The company has faced an intensifying governance crisis since the €50bn merger between France’s Essilor and Italy’s Luxottica in 2017.

Since the beginning of the year, shares in the company, which owns brands including Ray-Ban and Oakley, have dropped

Although they were supposed to share executive powers until 2021 under the merger agreement, Leonardo Del Vecchio, the executive chairman and founder of Luxottica, and Hubert Sagnières, Co-CEO of EssilorLuxottica and CEO of Essilor, have accused one another of trying to take control of the group.

Since the beginning of the year, shares in the company, which owns brands including Ray-Ban and Oakley, have dropped.

With the company’s 16-member board equally split by loyalties to Essilor and Luxottica, a group of major institutional investors, including Legal & General, Fidelity International and Baillie Gifford, have come together to install new independent directors, the Financial Times reported on May 3.

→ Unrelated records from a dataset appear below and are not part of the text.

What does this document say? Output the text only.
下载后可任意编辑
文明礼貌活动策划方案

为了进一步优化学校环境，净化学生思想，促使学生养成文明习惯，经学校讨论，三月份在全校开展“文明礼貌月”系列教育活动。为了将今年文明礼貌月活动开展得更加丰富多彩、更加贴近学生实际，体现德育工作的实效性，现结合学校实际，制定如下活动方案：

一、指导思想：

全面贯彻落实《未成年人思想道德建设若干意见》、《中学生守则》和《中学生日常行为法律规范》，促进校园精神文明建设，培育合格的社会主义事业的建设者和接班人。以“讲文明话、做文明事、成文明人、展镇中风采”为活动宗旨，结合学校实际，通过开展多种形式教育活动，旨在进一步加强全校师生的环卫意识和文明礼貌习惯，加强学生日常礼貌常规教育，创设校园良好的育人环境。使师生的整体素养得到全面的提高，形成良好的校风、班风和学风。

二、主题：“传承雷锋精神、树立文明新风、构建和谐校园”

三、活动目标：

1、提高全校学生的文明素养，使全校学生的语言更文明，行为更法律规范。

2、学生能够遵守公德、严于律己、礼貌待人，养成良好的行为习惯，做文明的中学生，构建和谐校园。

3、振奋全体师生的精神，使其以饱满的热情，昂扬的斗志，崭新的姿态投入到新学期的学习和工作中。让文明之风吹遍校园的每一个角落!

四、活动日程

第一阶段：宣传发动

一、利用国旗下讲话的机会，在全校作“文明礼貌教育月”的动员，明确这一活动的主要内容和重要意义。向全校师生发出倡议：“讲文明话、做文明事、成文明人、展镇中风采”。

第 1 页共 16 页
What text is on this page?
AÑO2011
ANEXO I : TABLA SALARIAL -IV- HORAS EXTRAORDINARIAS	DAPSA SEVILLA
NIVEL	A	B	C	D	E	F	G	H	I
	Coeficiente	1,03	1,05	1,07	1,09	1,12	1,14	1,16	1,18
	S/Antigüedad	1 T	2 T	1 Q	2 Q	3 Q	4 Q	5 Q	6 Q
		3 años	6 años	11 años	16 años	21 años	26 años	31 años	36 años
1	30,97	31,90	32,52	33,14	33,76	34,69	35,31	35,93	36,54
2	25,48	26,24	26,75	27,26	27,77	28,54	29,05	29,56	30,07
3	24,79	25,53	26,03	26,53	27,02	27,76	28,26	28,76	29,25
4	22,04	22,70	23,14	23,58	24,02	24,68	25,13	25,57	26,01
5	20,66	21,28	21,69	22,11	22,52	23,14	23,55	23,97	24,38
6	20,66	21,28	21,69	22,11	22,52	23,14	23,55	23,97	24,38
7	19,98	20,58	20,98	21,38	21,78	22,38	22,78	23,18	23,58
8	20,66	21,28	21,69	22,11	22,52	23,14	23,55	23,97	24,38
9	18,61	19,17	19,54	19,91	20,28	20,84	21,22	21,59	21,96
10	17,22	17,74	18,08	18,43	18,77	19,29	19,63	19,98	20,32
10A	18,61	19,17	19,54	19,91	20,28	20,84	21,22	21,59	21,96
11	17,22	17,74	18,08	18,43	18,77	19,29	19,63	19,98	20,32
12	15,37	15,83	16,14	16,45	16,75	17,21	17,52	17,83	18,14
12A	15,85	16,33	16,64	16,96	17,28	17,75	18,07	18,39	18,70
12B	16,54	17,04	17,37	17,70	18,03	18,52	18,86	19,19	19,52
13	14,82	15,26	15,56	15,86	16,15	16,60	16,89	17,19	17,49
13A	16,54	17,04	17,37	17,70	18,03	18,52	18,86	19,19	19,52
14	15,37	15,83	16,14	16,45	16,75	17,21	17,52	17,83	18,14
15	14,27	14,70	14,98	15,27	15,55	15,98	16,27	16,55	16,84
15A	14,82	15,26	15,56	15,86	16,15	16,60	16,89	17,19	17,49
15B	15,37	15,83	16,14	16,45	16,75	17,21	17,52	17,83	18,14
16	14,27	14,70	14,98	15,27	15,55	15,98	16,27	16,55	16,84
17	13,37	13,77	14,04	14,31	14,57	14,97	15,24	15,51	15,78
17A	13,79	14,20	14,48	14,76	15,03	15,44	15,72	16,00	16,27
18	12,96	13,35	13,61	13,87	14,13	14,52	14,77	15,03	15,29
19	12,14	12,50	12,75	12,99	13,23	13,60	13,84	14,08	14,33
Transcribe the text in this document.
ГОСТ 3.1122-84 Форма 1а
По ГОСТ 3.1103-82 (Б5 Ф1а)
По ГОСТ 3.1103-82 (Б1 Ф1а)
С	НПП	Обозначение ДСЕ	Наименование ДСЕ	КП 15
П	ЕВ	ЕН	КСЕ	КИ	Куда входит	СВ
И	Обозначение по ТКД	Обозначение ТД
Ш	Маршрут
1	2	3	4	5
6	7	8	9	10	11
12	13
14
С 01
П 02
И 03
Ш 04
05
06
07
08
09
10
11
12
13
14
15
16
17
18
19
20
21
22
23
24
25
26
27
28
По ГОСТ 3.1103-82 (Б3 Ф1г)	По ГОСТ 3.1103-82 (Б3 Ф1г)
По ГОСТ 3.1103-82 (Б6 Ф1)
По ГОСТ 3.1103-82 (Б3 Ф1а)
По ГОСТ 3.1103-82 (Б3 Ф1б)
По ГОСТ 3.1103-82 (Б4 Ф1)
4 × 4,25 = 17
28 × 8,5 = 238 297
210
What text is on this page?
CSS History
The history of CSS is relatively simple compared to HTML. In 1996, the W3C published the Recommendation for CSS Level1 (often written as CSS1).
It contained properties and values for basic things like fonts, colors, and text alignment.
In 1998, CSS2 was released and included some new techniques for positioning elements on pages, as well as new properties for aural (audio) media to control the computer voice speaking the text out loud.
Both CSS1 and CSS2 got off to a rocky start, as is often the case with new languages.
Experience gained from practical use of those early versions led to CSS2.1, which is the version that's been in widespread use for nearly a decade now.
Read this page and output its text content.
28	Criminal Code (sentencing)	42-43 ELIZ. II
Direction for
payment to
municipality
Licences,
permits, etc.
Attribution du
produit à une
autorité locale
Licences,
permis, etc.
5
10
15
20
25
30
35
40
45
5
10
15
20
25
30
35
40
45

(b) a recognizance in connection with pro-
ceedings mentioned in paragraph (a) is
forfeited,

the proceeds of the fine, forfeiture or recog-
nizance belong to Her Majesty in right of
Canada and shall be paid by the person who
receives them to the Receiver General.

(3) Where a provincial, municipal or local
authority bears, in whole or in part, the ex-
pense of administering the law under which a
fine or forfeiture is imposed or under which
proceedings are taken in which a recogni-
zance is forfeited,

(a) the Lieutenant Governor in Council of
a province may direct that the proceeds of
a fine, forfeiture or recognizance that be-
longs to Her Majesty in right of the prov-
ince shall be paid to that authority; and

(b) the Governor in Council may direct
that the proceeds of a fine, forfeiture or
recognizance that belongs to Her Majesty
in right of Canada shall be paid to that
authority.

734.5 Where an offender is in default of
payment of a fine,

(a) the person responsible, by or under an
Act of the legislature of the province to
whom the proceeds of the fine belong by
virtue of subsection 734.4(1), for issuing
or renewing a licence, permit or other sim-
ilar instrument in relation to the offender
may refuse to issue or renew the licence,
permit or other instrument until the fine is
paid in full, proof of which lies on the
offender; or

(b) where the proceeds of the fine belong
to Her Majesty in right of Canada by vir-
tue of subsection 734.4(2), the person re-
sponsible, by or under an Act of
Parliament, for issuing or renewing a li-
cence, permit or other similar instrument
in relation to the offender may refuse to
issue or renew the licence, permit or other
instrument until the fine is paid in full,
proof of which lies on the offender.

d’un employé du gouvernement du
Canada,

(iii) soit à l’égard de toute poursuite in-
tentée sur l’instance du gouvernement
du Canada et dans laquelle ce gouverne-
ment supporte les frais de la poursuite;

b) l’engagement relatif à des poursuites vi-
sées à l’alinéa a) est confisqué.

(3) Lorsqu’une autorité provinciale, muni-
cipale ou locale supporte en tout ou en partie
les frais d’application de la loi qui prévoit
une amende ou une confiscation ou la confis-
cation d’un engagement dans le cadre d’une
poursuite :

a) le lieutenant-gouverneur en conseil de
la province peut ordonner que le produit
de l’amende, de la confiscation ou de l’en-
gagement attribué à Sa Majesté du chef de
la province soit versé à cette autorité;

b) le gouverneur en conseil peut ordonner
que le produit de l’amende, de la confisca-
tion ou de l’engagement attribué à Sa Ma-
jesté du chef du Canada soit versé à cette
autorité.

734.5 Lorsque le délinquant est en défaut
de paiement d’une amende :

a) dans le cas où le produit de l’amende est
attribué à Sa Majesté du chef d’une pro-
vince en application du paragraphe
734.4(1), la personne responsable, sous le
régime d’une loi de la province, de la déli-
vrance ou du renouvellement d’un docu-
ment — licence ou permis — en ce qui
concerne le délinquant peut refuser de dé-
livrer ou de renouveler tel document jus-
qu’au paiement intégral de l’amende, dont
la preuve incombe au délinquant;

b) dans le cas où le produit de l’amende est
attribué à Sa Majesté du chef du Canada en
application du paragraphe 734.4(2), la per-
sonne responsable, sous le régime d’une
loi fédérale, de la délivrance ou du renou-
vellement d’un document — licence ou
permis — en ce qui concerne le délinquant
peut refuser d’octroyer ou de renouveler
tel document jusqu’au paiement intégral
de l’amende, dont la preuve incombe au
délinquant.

“A prolonged governance deadlock will undoubtedly weaken the company’s reputation, employee morale, ability to attract qualified candidates for the role of CEO to lead the integration efforts and delivering on communicated synergies,” the investors said, according to the Financial Times.

In April, the company’s board voted against proposals to appoint new board members to help resolve the ongoing issues, which were brought forward by Valoptec, a community of people linked to the company, as well as other institutional investors.

The same month, reports by AFP said EssilorLuxottica had appointed an outside mediator in hopes of bringing the company’s power struggle to an end.

The internal row accelerated in March after Delfin, Del Vecchio’s holding group, which owns a 32 percent stake in EssilorLuxottica, filed an arbitration request with the International Chamber of Commerce. Delfin alleged that Sagnières had violated the terms of the merger agreement.

While some companies do manage to find success with co-CEOs, firms like EssilorLuxottica have found that two heads are not better than one. With the eye care giant now in the process of searching for a new CEO, however, there is still hope that the company’s internal crisis can be averted before it tears itself in two.